We follow regulatory developments closely and translate requirements into standards that work in day-to-day production. As an example, this means that our ambition to lead the EPS industry in becoming a circular economy is embedded in all parts of our value chain. From innovation, procurement, production processes and so on, to make sure its scalable, cost-efficient and commercially viable.

For our customers, it’s about continuity, predictability and reliability. They must be able to trust that we will provide them with stable supply and compliant products supporting their regulatory obligations.

What role does recycled EPS play for BEWI’s competitiveness?

Recycled EPS is no longer optional. It’s a prerequisite for market access and future growth. Customers increasingly expect recycled content and circular solutions as a given, not as a feature. Access to used EPS, reliable collection systems and consistent recycling quality are strategic capabilities. They determine our ability to comply with regulations, meet customer expectations and compete in constrained markets.

How do you assess the impact of regulation such as PPWR (Packaging and Packaging Waste Regulation) and EPR (Extended Producer Responsibility) going into 2026?

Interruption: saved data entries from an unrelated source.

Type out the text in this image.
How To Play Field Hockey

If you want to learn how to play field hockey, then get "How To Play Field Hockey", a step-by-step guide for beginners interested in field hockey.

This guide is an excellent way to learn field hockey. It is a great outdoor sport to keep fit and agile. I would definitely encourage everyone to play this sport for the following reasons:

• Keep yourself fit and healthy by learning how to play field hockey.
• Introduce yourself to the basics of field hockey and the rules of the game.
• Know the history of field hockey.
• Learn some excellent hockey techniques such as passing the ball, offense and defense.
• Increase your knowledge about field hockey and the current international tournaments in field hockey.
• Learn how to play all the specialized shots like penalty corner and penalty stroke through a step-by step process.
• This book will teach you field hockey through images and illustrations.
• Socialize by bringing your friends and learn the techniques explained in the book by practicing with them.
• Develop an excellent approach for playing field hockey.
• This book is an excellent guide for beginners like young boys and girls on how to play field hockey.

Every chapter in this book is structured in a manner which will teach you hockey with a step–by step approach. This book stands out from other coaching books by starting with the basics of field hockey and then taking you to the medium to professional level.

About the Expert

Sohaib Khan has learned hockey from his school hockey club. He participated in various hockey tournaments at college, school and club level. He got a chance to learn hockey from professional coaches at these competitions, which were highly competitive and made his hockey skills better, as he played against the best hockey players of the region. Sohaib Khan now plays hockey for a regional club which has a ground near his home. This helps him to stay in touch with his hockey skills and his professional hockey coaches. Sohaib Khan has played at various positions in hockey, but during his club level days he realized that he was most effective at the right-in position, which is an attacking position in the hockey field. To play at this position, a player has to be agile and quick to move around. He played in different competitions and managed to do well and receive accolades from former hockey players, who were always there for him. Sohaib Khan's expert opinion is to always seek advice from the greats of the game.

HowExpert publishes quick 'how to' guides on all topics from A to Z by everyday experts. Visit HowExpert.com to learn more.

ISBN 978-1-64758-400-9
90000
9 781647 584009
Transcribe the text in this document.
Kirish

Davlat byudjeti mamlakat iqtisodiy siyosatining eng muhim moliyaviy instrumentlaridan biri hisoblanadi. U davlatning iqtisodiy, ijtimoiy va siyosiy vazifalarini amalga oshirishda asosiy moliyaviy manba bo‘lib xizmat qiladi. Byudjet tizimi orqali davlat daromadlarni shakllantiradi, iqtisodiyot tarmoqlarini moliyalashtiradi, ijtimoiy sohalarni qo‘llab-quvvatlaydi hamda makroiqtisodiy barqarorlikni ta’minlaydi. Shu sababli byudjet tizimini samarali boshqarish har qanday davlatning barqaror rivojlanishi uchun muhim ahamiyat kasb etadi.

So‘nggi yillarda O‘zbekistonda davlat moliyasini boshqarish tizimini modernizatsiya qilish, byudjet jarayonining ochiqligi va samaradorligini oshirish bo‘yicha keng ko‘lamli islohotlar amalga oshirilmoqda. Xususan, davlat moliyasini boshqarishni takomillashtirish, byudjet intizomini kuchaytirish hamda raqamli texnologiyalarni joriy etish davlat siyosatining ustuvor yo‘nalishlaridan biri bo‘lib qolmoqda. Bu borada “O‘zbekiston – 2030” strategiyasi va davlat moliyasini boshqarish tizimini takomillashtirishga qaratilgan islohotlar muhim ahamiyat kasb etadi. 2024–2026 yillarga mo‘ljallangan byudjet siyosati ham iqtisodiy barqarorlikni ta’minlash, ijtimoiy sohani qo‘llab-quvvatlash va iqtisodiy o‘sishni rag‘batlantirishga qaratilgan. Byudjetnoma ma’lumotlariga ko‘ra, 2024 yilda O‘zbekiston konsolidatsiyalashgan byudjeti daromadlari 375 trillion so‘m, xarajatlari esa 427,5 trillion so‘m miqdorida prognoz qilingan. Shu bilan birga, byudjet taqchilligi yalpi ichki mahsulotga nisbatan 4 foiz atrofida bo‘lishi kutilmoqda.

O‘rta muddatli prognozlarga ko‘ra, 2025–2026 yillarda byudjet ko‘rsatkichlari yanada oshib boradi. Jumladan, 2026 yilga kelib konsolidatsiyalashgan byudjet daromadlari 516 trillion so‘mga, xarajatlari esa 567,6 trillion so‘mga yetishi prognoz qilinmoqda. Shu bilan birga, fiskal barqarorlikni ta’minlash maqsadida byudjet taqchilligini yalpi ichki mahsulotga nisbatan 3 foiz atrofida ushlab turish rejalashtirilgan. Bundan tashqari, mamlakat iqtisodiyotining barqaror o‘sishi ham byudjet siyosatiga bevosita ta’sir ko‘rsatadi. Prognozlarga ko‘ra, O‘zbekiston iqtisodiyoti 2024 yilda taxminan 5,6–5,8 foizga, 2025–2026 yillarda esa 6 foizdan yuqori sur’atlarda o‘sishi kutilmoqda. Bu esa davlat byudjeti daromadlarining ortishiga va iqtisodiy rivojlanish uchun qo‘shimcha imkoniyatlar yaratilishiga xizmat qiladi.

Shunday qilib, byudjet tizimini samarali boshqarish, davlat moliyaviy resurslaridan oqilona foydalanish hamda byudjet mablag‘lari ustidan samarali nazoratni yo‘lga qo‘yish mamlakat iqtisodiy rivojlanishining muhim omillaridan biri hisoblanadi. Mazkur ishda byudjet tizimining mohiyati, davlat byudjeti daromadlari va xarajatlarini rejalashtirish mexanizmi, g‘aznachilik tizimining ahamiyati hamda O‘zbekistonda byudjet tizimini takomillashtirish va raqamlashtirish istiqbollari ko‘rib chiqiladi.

These regulations can reshape the industries we operate in. However, regulations alone do not create value. Value is created by those who follow the process closely and translate requirements into practical solutions. For BEWI, regulatory readiness means designing solutions that work on the factory floor and in the customer’s value chain – not just on paper. This is what enables scalable compliance and long-term profitability for both us and our customers.

What is required to scale the circular economy in the EPS industry?

Scaling a circular economy in the EPS industry requires an industry-wide approach and predictable regulatory frameworks. Key enablers include effective collection, harmonised quality standards, and sufficient recycling capacity.

Customers benefit when the system works end-to-end, across the entire value chain. No single actor can solve this alone, which is why collaboration between industry players, customers and regulators is essential to make circular solutions work at scale.

What are the key execution risks?

Fragmentation is the main risk. This includes pilot initiatives that never scale, inconsistent practices across markets, and reactive compliance driven approaches to regulations. If regulations are implemented without operational alignment, it can increase complexity and cost instead of enabling circularity.

What gives you confidence going into 2026?

Our people and our circular business model. We operate across collection, recycling and production. Adding to this, close collaboration with customers and industry partners, giving us a solid platform to convert regulatory requirements into scalable industrial solutions. Across the group, teams are showing that EPS in circular value chains can reduce emissions, ensure compliance and improve operational performance – while delivering reliable solutions to the customer. Our ability to turn regulations into disciplined execution support long-term competitiveness and value creation.